La dernière émission de la Voix est libre sur l'antenne du service public de la télévision régionale samedi 17 octobre à 11h30 l'a hélas, une nouvelle fois confirmé !

Il est extrêmement difficile de faire passer dans les grands médias qui s'adressent à ce public de grands enfants que l'on nomme le "grand public" des informations précises, une réflexion subtile. Derrière les grilles d'analyses, peu d'analyse ! Derrière les mots clefs, des portes ouvertes largement défoncées ou alors des portes qui devraient s'ouvrir sur l'essentiel mais qui resteront déséspérément fermées ! Derrière les clichés? Une cécité sur les réalités régionales qui existent vraiment. Derrière les éléments de langage ou les formules qui prennent l'oreille et la tête, une véritable absence de pensée sur les problèmes, les enjeux, l'avenir des Normands et de la Normandie.

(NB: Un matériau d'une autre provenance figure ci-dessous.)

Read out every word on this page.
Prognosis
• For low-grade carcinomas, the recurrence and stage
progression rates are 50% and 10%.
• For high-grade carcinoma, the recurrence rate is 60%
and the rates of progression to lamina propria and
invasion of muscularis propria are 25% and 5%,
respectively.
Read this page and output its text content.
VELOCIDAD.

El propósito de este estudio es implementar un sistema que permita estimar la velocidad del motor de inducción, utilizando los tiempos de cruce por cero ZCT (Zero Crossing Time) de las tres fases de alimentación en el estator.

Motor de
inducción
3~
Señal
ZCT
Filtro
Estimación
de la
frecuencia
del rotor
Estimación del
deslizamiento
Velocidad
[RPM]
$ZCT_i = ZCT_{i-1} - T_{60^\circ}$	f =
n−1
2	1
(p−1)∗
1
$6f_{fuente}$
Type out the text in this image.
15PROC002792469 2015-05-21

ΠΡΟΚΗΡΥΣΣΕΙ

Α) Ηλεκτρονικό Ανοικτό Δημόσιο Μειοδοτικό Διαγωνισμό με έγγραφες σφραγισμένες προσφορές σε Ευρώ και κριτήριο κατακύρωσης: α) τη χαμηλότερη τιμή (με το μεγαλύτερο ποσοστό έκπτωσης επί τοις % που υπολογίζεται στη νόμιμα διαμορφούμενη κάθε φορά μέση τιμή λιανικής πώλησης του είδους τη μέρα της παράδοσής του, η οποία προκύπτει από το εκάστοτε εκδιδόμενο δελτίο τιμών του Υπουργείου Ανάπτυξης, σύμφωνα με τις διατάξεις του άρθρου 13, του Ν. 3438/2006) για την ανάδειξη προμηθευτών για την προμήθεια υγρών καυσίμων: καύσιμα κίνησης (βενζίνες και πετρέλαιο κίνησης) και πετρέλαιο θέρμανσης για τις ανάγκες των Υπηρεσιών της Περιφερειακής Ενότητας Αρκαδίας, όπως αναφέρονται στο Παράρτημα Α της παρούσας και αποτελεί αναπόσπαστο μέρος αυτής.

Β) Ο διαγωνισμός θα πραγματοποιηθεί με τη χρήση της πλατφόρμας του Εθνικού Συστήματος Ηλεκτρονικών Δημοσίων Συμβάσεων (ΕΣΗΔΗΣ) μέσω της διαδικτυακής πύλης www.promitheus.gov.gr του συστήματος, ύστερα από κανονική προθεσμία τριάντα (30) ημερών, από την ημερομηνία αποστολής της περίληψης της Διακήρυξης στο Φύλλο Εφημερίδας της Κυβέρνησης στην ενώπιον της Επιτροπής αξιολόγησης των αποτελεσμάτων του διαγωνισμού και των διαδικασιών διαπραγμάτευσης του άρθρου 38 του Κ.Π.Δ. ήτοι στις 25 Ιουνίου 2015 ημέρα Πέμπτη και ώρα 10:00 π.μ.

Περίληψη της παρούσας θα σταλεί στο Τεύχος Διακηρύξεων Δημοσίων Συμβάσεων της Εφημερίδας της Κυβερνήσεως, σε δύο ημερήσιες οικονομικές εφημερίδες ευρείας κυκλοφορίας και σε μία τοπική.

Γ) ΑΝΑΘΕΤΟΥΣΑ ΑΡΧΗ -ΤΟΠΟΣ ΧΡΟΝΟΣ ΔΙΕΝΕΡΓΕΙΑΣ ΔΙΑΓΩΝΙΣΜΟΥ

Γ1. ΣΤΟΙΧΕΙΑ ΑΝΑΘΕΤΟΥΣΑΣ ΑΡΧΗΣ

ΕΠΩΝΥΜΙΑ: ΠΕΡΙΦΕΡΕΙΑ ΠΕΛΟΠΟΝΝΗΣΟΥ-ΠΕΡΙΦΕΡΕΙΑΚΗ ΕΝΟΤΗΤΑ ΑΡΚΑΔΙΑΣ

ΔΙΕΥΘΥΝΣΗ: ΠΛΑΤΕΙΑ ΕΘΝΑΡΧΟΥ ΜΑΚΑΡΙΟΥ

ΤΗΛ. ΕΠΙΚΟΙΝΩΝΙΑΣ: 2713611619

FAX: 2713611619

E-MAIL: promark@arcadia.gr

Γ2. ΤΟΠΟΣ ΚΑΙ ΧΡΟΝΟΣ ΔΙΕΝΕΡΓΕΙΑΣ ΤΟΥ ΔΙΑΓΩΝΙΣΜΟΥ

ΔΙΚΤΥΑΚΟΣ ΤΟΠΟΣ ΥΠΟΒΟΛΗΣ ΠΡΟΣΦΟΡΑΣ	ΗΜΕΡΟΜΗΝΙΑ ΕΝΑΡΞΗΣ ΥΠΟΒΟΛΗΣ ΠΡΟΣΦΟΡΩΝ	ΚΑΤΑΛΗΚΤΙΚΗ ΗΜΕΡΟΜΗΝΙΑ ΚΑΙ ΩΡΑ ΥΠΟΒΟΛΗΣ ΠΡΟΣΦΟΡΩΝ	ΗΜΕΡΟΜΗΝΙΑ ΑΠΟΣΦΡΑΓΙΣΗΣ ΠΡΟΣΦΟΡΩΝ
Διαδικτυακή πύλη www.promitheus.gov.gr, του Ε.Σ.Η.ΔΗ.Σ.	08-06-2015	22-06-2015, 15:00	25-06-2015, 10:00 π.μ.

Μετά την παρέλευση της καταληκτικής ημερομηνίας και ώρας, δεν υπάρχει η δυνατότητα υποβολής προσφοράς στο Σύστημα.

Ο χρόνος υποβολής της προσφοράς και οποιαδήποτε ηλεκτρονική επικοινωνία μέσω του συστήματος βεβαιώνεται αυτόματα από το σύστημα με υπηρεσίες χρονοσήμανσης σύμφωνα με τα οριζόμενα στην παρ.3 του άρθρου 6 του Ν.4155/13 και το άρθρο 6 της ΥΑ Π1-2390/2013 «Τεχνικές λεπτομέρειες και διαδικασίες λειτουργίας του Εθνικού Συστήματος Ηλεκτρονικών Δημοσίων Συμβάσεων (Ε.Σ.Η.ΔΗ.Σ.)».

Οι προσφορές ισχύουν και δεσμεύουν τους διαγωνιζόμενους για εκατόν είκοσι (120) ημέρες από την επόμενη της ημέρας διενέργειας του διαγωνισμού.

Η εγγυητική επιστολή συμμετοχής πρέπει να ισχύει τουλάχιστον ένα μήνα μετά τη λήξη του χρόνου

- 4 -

Sur le plateau de la télé, le géographe Pascal Buléon, coursier trop subtil, s'est fait couper la parole par un Franck Besnier sans finesse tandis que Michel De Decker confondait diversité et unité refusant l'évidence d'une seule mosaïque normande. Le dessinateur Emmanuel Chaunu a montré une nouvelle fois qu'il était capable du pire (le léopard du haut qui goinfre celui du bas)  comme du meilleur (la Tour Eiffel parisienne arrogante qui se pourlèche devant un futur festin à se faire avec les restes d'une Normandie qui demeure divisée...)

Reste le cas de Michel Onfray: un vrai crève coeur pour nous !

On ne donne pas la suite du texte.